Fig. 3.

Light sheet fluorescence microscopy enables high-speed, long-term neurodevelopmental imaging during embryogenesis. (a) Inverted selective plane illumination microcopy (iSPIM) schematic. Two long working distance, water immersion objective lenses enable orthogonal SPIM excitation and detection. The excitation objective (EXC OBJ) introduces a light sheet at the sample, and the resulting fluorescence emission is collected by the detection objective (DET OBJ). High-speed volumetric imaging is achieved by sweeping the light sheet and focal plane through the sample, along the detection axis. The bottom objective provides an additional view of the sample and allows other optical modalities. iSPIM enables conventional mounting of specimens. (b–d) Visualization of neuron migration and neurite outgrowths in C.elegans embryos with iSPIM: (b) Maximum-intensity projections of ceh-10p:GFP, highlighting ALA/RMED and CAN neurons before twitching. Scale bar, 5 μm. (c) Time series of the CAN neurite outgrowth through the entire twitching period. (d) The cartoon shows the ALA neuron in the adult worm. Both neurites of ALA project towards the posterior end of the animal.

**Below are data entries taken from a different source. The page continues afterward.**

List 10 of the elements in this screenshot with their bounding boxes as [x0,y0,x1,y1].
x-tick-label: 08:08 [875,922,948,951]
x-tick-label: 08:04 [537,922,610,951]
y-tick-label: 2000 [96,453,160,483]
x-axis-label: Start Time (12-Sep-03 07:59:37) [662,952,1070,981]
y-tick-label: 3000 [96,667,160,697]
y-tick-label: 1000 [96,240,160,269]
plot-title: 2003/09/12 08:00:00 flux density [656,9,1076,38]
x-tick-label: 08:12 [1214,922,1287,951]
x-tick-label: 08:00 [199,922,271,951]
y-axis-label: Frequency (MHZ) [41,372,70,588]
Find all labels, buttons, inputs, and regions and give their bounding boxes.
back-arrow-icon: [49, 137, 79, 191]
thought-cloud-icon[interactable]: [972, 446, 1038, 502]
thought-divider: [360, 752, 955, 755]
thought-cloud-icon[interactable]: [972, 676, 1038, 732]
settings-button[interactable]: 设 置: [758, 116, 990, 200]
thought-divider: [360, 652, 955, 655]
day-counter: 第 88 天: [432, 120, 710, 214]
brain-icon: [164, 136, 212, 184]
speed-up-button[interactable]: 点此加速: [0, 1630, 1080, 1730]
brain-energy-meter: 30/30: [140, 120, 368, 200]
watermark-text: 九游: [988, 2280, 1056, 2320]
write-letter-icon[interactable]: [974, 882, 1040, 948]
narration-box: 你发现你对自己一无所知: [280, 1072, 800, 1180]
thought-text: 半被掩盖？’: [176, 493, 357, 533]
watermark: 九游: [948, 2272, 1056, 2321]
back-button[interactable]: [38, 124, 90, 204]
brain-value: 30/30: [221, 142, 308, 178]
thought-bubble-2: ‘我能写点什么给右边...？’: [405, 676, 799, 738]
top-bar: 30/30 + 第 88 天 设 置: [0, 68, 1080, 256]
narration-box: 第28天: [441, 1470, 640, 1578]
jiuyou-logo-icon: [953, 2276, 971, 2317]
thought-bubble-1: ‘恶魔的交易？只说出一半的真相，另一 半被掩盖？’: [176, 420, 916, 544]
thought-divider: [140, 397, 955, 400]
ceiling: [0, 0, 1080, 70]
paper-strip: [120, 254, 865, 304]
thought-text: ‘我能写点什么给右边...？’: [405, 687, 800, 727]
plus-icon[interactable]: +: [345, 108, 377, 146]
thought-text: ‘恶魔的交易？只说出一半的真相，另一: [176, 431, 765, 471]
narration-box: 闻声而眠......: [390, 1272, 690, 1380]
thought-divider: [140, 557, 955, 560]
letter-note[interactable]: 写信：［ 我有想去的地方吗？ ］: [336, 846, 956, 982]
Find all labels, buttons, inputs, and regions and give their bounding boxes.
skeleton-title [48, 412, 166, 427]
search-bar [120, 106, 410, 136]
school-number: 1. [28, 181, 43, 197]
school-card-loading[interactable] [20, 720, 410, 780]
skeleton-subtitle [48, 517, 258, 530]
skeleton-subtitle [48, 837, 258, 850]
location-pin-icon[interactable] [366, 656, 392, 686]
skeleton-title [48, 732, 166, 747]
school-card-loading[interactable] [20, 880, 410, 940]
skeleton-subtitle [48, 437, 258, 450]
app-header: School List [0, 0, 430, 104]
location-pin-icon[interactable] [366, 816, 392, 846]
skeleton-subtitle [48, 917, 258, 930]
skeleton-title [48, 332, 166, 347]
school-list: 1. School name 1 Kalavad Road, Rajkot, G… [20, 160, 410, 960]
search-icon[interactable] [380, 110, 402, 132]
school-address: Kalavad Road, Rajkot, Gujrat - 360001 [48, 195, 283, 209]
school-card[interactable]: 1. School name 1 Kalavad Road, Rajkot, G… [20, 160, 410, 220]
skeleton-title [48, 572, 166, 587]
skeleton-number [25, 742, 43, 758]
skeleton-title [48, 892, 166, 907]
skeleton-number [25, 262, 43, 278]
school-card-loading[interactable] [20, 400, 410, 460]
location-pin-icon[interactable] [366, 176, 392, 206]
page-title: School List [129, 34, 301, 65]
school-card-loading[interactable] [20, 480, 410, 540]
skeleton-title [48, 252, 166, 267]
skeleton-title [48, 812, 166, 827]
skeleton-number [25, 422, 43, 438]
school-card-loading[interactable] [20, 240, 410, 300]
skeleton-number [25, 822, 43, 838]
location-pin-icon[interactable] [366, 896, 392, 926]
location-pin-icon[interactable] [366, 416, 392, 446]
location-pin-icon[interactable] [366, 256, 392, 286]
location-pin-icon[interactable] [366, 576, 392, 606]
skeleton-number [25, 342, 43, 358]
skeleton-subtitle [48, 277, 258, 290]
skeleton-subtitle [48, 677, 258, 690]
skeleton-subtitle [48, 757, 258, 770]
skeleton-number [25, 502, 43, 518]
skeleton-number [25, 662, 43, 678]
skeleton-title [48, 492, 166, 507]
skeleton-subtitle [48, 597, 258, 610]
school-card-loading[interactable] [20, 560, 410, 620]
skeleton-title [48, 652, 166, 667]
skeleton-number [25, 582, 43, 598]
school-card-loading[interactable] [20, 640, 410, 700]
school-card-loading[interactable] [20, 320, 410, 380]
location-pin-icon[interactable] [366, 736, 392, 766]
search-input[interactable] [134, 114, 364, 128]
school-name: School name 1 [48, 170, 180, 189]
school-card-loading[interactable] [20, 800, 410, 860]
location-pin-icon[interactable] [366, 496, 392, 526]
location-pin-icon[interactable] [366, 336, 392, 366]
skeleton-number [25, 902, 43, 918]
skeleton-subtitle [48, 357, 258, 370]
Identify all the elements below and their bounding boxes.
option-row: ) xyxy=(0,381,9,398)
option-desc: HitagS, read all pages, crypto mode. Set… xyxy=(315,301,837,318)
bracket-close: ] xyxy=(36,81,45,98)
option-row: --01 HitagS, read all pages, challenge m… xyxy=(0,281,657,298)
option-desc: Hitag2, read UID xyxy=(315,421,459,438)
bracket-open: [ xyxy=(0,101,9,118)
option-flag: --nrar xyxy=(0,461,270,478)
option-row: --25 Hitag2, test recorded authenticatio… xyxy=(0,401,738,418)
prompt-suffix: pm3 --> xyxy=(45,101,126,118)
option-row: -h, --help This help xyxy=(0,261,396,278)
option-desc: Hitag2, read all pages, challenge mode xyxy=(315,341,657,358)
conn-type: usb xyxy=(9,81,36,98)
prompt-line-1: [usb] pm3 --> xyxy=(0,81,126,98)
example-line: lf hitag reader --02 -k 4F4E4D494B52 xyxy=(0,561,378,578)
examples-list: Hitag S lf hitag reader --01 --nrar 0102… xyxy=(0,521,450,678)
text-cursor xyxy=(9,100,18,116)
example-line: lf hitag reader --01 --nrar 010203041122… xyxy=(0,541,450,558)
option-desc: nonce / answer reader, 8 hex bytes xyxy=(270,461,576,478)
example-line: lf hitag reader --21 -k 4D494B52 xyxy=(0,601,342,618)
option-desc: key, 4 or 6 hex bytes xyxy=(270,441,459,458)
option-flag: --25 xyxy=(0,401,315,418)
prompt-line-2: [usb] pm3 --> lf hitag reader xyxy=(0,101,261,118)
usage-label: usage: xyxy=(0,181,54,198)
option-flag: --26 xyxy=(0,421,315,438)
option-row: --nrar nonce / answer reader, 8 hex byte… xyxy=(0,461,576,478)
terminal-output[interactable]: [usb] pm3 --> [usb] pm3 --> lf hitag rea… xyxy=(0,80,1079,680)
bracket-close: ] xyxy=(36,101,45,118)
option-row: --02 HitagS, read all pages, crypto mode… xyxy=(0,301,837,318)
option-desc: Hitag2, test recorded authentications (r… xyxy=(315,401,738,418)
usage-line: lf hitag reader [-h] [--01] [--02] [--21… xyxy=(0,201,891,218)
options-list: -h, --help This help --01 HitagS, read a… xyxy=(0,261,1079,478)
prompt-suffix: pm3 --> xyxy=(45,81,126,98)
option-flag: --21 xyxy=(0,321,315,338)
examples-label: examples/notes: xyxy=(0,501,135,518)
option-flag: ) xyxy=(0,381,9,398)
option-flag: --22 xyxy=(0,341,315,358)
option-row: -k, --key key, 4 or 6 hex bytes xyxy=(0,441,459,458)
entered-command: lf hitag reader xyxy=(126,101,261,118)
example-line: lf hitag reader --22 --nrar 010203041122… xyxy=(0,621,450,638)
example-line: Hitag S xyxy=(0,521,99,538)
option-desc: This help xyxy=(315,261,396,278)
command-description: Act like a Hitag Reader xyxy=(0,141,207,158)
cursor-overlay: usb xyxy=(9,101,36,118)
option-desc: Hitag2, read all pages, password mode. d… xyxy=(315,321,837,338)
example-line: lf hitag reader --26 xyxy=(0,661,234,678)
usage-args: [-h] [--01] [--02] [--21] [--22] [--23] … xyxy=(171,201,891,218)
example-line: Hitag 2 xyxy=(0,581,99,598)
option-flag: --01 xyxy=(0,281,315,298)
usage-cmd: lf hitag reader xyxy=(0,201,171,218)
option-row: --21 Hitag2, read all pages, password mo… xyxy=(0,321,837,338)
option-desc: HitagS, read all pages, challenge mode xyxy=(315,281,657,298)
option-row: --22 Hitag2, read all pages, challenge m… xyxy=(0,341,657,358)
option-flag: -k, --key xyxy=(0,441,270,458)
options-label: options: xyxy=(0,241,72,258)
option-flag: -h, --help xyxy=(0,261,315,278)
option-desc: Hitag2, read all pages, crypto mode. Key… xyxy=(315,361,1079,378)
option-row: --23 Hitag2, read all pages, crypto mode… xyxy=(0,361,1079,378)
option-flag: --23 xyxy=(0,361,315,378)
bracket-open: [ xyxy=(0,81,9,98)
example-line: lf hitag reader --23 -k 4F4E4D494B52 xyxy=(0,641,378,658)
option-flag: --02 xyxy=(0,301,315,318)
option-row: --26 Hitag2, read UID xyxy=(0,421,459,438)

The time-series images display a higher magnification view of the red box in (b). Red dot: ALA soma, green star: left neurite outgrowth. The images show the neuronal outgrowth of ALA through twitching and reveal when the bilateral neurites project towards the posterior end of the embryo. (e) Dual-view iSPIM (diSPIM) imaging highlighting GFP-tagged AIY neurons. Arrows indicate AIY neurites, clearly visible in both lateral projection (left image) and axial projection (right image). Panel c-d are adapted from Y. Wu, et al. [35] with permission from PNAS.